You cannot use encrypt using just AES if you've been given an RSA public key. You need to use hybrid encryption: generate a random AES key of 16, 24 or 32 bytes, then encrypt. You can keep to a zero IV if you generate a new AES key for each encryption.

The AES key itself can then be encrypted using the public key you've been given, using either OAEP or - for backwards compatibility - PKCS#1 v1.5 padding.

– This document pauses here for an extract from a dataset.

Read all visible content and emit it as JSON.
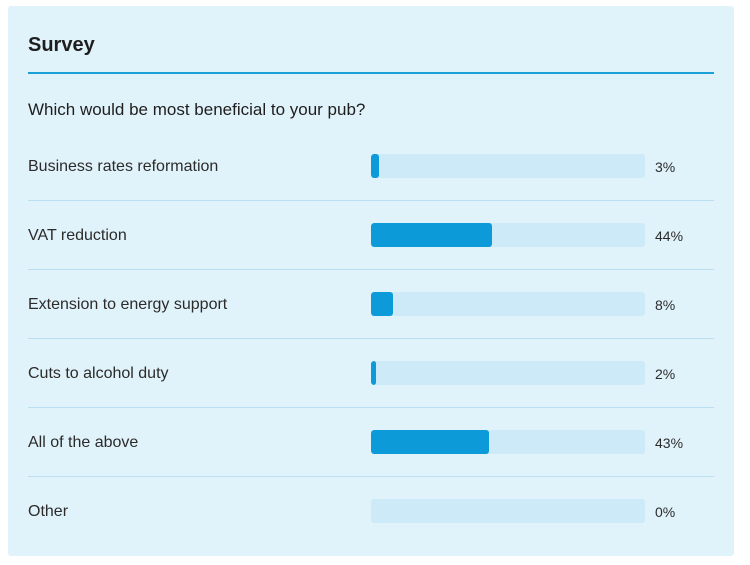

The default module does not seem to use padding, if I read the documentation correctly. I've found a padding/unpadding routine on pastebin, thanks go to Peter for sharing:

def pkcs7_pad(data, blocksize=16):
    padlen = blocksize - len(data) % blocksize
    return data + bytes([padlen]) * padlen


def pkcs7_unpad(data, blocksize=16):
    if data:
        padlen = data[-1]
        if 0 < padlen < blocksize:
            if data.endswith(bytes([padlen]) * padlen):
                return data[:-padlen]

    raise ValueError('incorrect padding')

Note that just encryption is not secure if you are using this over a communication channel. It is required to add a message authentication code (MAC), even if you just require confidentiality of the plaintext. Incorrect use of CBC mode encryption may make the protocol vulnerable to padding oracle attacks.